Dolgov’s ill-fated jump was the 1,409th of his career. In the wake of the disaster, Soviet chief designer Sergei Korolev ordered the hatch on the Vostok spacecraft enlarged and a 2-second delay between the hatch being jettisoned and the cosmonaut ejecting to prevent any repeat of Dolgov’s tragic accident.

By 1962, stories of lost cosmonauts were so ubiquitous that the irritated Soviets were forced to try and set the record straight. When asked about lost cosmonauts during his 1962 tour of the United States, Gherman Titov – the second man to orbit the earth – replied:

I have heard about that. According to your newspapers, the soviet union has lost not one, but five cosmonauts. They even named them. We had no cosmonauts in our country before the first cosmonaut, Yuri Gagarin.”

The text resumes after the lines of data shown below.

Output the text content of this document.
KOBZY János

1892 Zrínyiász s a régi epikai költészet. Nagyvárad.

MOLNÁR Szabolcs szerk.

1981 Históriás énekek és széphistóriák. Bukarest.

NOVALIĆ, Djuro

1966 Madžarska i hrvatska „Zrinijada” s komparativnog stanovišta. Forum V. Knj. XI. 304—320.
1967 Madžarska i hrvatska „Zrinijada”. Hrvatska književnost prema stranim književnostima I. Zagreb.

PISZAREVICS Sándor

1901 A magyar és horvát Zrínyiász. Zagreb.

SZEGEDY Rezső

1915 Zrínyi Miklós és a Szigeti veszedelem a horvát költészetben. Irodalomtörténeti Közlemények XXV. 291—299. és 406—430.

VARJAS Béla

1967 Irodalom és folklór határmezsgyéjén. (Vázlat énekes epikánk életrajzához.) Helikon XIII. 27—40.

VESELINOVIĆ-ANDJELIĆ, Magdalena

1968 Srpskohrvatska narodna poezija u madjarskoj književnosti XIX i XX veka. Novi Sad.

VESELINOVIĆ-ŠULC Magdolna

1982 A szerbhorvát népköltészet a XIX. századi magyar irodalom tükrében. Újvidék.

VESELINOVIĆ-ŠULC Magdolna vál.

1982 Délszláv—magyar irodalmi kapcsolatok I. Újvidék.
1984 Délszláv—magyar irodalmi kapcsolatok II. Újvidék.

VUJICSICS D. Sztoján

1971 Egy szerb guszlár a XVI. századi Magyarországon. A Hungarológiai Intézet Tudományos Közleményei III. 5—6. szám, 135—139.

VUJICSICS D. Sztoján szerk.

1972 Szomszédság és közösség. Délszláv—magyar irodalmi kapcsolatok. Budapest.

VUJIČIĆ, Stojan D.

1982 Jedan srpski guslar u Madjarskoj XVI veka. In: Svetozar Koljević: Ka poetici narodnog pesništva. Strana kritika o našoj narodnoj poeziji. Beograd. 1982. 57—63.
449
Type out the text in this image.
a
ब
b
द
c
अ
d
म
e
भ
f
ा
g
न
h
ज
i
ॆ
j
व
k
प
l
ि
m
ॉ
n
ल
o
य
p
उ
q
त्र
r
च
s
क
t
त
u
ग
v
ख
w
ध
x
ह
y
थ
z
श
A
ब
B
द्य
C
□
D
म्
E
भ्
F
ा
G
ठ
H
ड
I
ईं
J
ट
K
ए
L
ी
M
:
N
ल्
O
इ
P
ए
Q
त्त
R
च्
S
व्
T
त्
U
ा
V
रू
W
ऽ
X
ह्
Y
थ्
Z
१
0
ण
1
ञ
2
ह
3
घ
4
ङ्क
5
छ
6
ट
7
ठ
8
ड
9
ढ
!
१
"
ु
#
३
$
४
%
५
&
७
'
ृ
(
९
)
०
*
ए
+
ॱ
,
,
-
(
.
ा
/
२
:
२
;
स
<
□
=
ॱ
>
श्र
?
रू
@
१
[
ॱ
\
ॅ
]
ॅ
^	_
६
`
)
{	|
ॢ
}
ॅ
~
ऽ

And when, in 1963, the New York Journal American published a story claiming that parachutists Alexei Belokonev and Gennady Mikhailov were among the cosmonauts whose deaths had been covered up by the government, Alexei Adzhubei, editor-in-chief of the Soviet Newspaper Izvestia, brought the still very much alive men into his office to be photographed. This photograph was widely circulated in the Soviet media as a riposte to stories about lost cosmonauts. Belokonev and Mikhailov also wrote an angry letter to the New York Journal American editor William Randolph Hearst, Jr, but they were ignored.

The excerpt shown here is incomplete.